Co-operative societies are democratic structures with the legal ability to raise money directly from members of the public. With a one-member, one-vote system and a board elected from the membership, they offer a fair and transparent way to operate a community-owned renewable energy business. They are registered with the Financial Conduct Authority (FCA).
Co-operative ownership of renewable energy has grown rapidly in the UK and Europe over the past 20 years. The UK’s first renewable energy co-operative was Baywind Energy, established in Cumbria in 1997, its first share offer raised £1.2 million to buy two wind turbines, and the following year it raised another £670,000 for a third turbine.
Ten years later, Torrs Hydro in Derbyshire became the UK’s first hydropower co-operative, and there is now a thriving network of co-operatives across the UK using solar, wind, micro hydro and biomass technologies to generate renewable energy and provide income to fund community projects and pay members a fair return on their investment.
The LGVMH1 Co-operative was incorporated and registered with the FCA as an Industrial and Provident Society (number 32183R) on 23 August 2013.
The LGVMH2 Co-operative was incorporated and registered with the FCA as an Industrial and Provident Society (number 32276R) on 20 December 2013.
Both co-operatives are domiciled in Wales and the registered office is the Crickhowell Resource & Information Centre (CRiC), Beaufort Street, Crickhowell, Powys NP8 1BN.

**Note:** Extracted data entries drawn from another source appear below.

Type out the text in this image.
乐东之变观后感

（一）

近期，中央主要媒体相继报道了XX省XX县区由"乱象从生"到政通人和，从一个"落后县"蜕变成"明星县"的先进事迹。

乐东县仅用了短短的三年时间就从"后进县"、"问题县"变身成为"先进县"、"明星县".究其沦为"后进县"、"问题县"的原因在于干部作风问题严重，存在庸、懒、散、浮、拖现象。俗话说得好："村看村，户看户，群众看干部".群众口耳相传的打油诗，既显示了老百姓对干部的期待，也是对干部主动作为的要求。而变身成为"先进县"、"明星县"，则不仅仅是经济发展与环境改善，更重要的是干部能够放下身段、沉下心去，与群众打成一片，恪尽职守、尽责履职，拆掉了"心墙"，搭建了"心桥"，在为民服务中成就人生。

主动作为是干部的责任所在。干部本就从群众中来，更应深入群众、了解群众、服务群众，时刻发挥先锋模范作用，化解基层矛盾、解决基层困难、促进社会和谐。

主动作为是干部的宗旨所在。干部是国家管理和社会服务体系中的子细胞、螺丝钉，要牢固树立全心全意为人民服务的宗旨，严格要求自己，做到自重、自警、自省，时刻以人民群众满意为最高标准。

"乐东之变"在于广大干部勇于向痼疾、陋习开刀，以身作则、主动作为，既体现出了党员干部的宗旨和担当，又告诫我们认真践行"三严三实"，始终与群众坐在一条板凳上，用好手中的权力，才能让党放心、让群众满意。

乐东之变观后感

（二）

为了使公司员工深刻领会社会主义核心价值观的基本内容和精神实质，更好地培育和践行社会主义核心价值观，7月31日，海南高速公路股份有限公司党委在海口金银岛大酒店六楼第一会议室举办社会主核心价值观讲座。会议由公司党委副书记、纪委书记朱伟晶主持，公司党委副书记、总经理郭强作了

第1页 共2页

The LGVMH1 Co-operative currently has six directors, whilst LGVMH2 has five. These Boards are transitional boards for the purposes of setting up the Co-operatives, running the share offers and overseeing the installation of the micro hydro schemes. Board elections are held annually at their AGMs in June of each year.
When the schemes are generating electricity, each Director will be entitled to claim fees and/or expenses not exceeding £50 per annum, in addition to travel expenses. Directors’ Share applications will be met in full, but there are no pension schemes or Share option schemes and, except for the reimbursement of expenses, there are no other benefits for Directors of the Co-operatives.
The Directors subscribed no more than £1,000 each in Shares. This does not reflect lack of confidence in the schemes: rather it was to ensure that as many other people as possible were able to buy Shares and benefit from the projects.
These projects and the Co-operatives are the result of the inspiration and effort of LGV Ventures, which is a trading subsidiary of Llangattock Green Valleys (LGV). Both of these organisations are community interest companies (CICs), dedicated to reducing carbon emissions and building sustainability in Llangattock and the surrounding area.
LGV and LGV Ventures have developed these projects in partnership with three other organisations:
• Sharenergy (sharenergy.coop) – a Shrewsbury-based co-operative that specialises in helping community groups set up renewable energy co-operatives. Sharenergy has provided development support for the Co-operative, is managing the administration of the Share Offer and will provide ongoing Member administration once Shares are issued.
• TGV Hydro (tgvhydro.co.uk) – a Brecon-Beacons based micro hydro supplier. The company has pioneered and championed the emerging micro hydro market in Wales and has built and run numerous similar schemes in the Brecon Beacons and other parts of Wales.
• Welcome to Our Woods (Facebook) – a community in the Upper Rhondda Fawr, South Wales Valleys, created to make local woodland more useful & relevant to the community and region. WTOW LTD is a not for profit social venture. The company has been created by the Cwm Saebren steering group to develop microhydro projects.